I first really noticed her ring because it was a special land of cameo, the hollow kind that the Borgias first made popular for carrying discreet amounts of poison. That ring had been on Vera’s hand in our most intimate moments. Did it carry my death sentence?

The room phone rang to tell me supper was served.

King, Vera, and I ate in a glass-enclosed patio that overhung the mountain. The meal was Veal Milanese, the wine a white Frascati. Our entertainment was the Cascades themselves, their snow blazing like fire in the rays of the setting sun.
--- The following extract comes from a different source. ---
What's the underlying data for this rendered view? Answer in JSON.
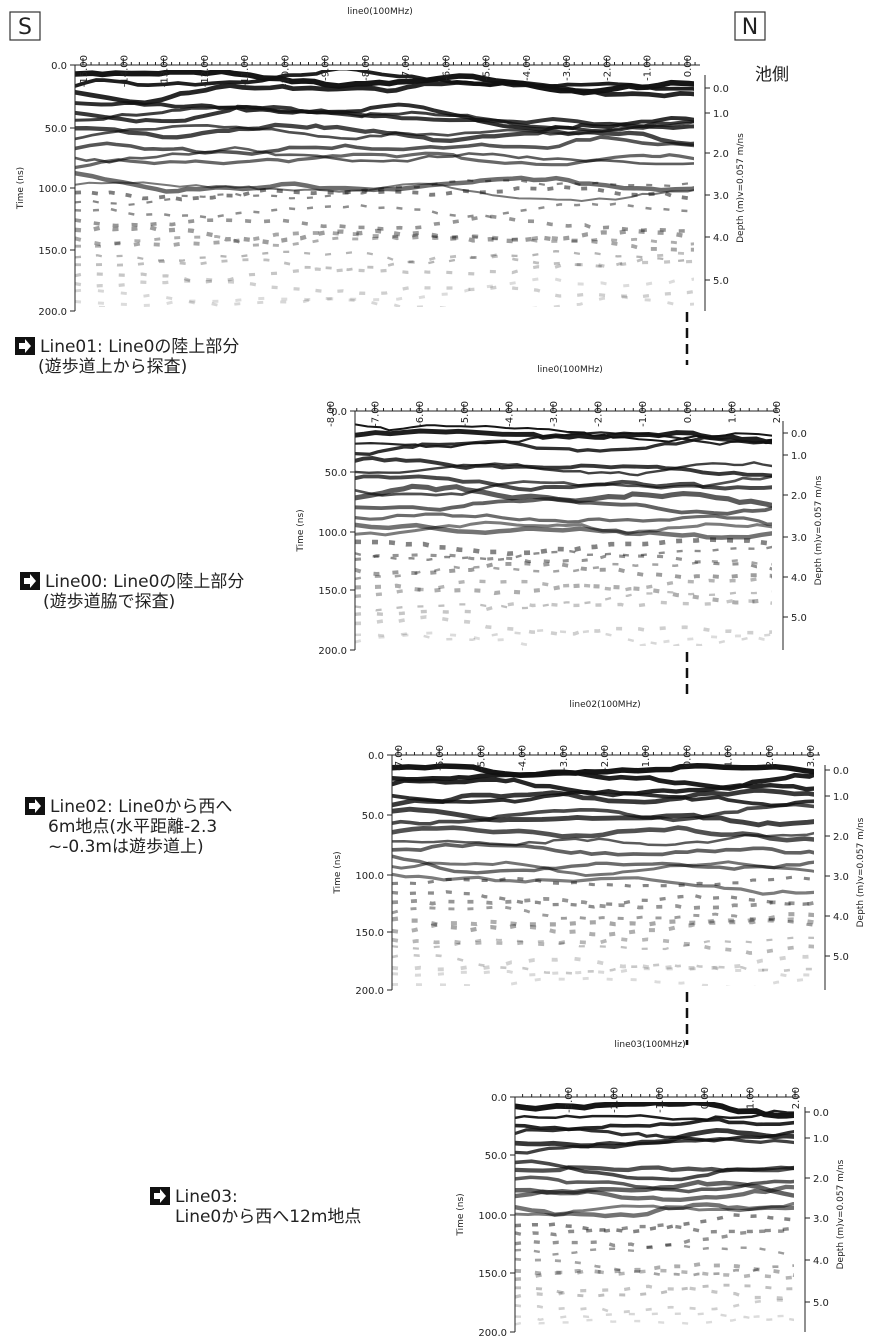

“Perhaps I was a little brusque for a host before,” King mentioned as the table was cleared for brandy and cigars. “You must have some questions about Snowman. Please ask them if you do.”

“I do. For instance, how do you manage to keep a place like Snowman out of public notice? I know this is about as out of the way a place could be, but still some private planes must venture nearby sometimes. How could they miss you?”

“They don’t. But, to begin with, we have invested some money in a few men at the local weather bureau. They are paid to report fog or air turbulence in this area at all times. Very rarely, a private pilot enters the area anyway and comes close enough to see Snowman. A Cobra is sent to shoot the intruder down. Naturally, the loss of life only reinforces the message that this is not a good area to fly through.”

“Doesn’t the pilot radio that he is under attack, and aren’t search parties sent out?”

“The very first thing we do is jam all radio transmission,” Vera answered. “As for search parties, we also have some men at the Civil Air Patrol to mislead planes far enough away.”

“That certainly sounds like complete protection.”

“Mr. Senevres,” King tapped some cigar ash into a silver tray, “that is only a small part of the protection. Weren’t you wondering how much the families of the Mafia pay for this sanctuary I provide?”

“I was. I thought it would be impolite to ask.”

“One hundred thousand a family, a year, plus expenses. The arrangement I have for intruders who come by plane is only the start of Snowman’s protective system. We have the most sophisticated system money can buy. Come with me. I think you’ll be interested. As a matter of fact,” King allowed himself some amusement, “I’m even interested.”